Morgan asserts the happiness of living, even in the face of what he has experienced in recent months: “I am happy even when I am desperate. I am in pain, treated poorly, I really struggle with everyday material things like financial availability or the loyalty and respect of those who write about me in newspapers.” The artist indicates he suffers from public opinion: “My goodness, how mean. How much those things hurt me. They canceled all my work. I haven’t worked since June. People should shoot themselves in my situation, yet I can tell you that I am happy to be alive. I have done like the bear, collecting music as fat to face dark times.”

The Accusations

When accused of stalking and threats by his ex Angelica Schiatti, a domino effect occurred: “The scandal this summer caused me a defamatory catastrophe and a drop in reputation. They canceled my concerts; I was supposed to do a show on Rai, but they didn’t even call me anymore. Total collapse.” However, he specifies that he is innocent: “Everything that has been said is false. I have reported it, but unfortunately, people got scared. But these are crimes I didn’t commit. Talking about revenge porn is very serious. These are defamations.” How did he react to these difficulties? “It’s tough because I have a family to support. The brilliant idea I thought of was to play. I am happy because now I know how to play Ravel. I didn’t leave the house all summer, without a friend or someone asking, ‘How is Morgan?’ My daughter and my partner went on vacation; I stayed to live my hallucinating situation.”

X Factor

“I don’t want to be changed by what I don’t like.” Morgan states, drawing a thread of connection through his successes: “My beauty is spontaneity but also extemporaneity, invention, improvisation. I am not willing to give up.” This is how he faced the X Factor machine as a judge: “Doing live television is an incredibly difficult art. You have to have things to say, respect the timing, and be interesting. You have to get applause. Almost no one is capable of doing this because it’s the hardest thing in the world live in front of 8 million people.” A reflection also on relationships with others: “I trust, I have no reason not to. But when you get burned, what do you do next time? You close up, protect yourself, become colder.”

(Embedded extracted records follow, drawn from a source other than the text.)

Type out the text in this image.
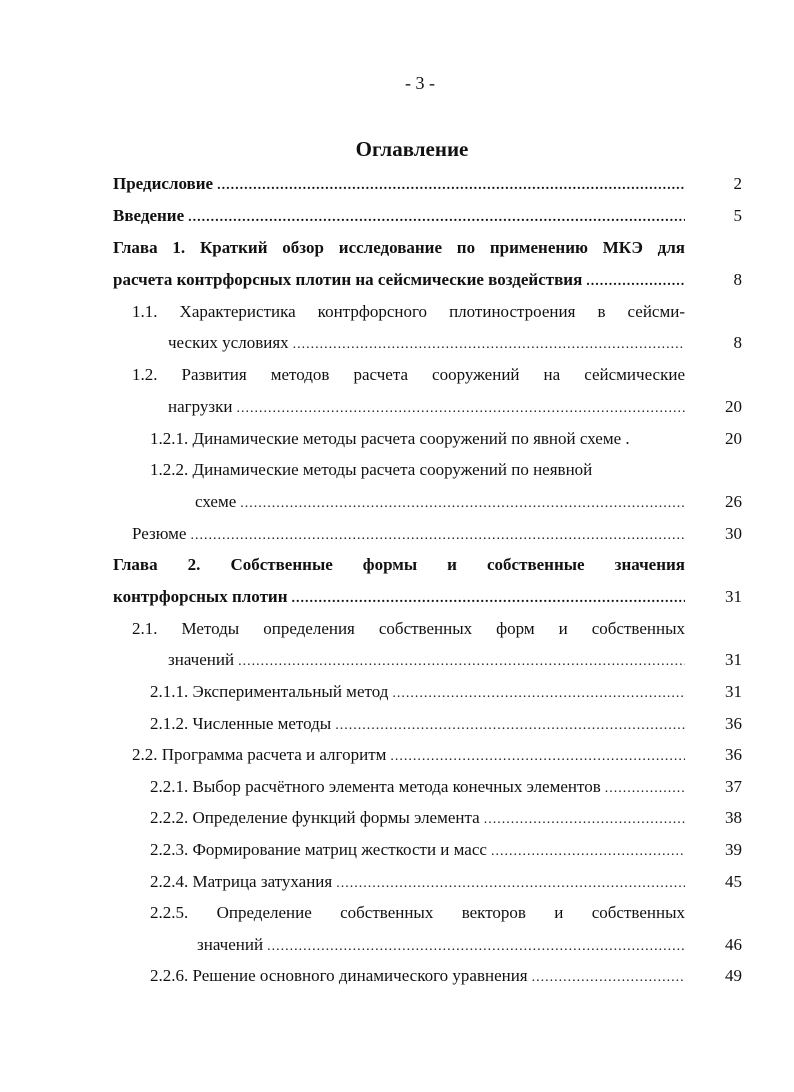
- 3 -
Оглавление
Предисловие .....	2
Введение .....	5
Глава 1. Краткий обзор исследование по применению МКЭ для
расчета контрфорсных плотин на сейсмические воздействия .....	8
1.1. Характеристика контрфорсного плотиностроения в сейсми-
ческих условиях .....	8
1.2. Развития методов расчета сооружений на сейсмические
нагрузки .....	20
1.2.1. Динамические методы расчета сооружений по явной схеме .	20
1.2.2. Динамические методы расчета сооружений по неявной
схеме .....	26
Резюме .....	30
Глава 2. Собственные формы и собственные значения
контрфорсных плотин .....	31
2.1. Методы определения собственных форм и собственных
значений .....	31
2.1.1. Экспериментальный метод .....	31
2.1.2. Численные методы .....	36
2.2. Программа расчета и алгоритм .....	36
2.2.1. Выбор расчётного элемента метода конечных элементов .....	37
2.2.2. Определение функций формы элемента .....	38
2.2.3. Формирование матриц жесткости и масс .....	39
2.2.4. Матрица затухания .....	45
2.2.5. Определение собственных векторов и собственных
значений .....	46
2.2.6. Решение основного динамического уравнения .....	49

The Love with Asia Argento

It’s harder when he talks about Asia Argento: “She ruined my life. I gave everything of myself, and she kicked me.” The reason, according to him? “She couldn’t handle the idea of being with someone. She can’t handle relationships in general. Yes, there might be my part, but there are four legs here.” Sweet words for their relationship: “With her, I could share many artistic things, and this created a beautiful all-encompassing bond that was friendship, complicity, artistic collaboration. For me, she was home. I also felt understood, I felt like entertaining her. Looking into her eyes, I saw myself as beautiful. For me, it was forced to leave that dimension because I wasn’t the one who wanted to leave, but she did.” The separation was experienced like a mourning, so much so that he didn’t want to sleep in that bed anymore: “That was the marriage bed. And because it made me sad. What despair. It really made me want to cry.”

The New Project

Morgan announces a project he wants to realize in Milan: “My school will come to fruition. I will do everything physically, teaching how to make songs. In this auditorium on the Navigli, lessons are held every Sunday for a month. There are four subjects: harmony, lyrics, production, arrangement. You go home knowing how to make songs.”

Drugs

Morgan also talks about his relationship with drugs: “It anesthetized me. It helped me not to live the void and not suffer anymore. But the real drug is music. If you take that away from me, I die.”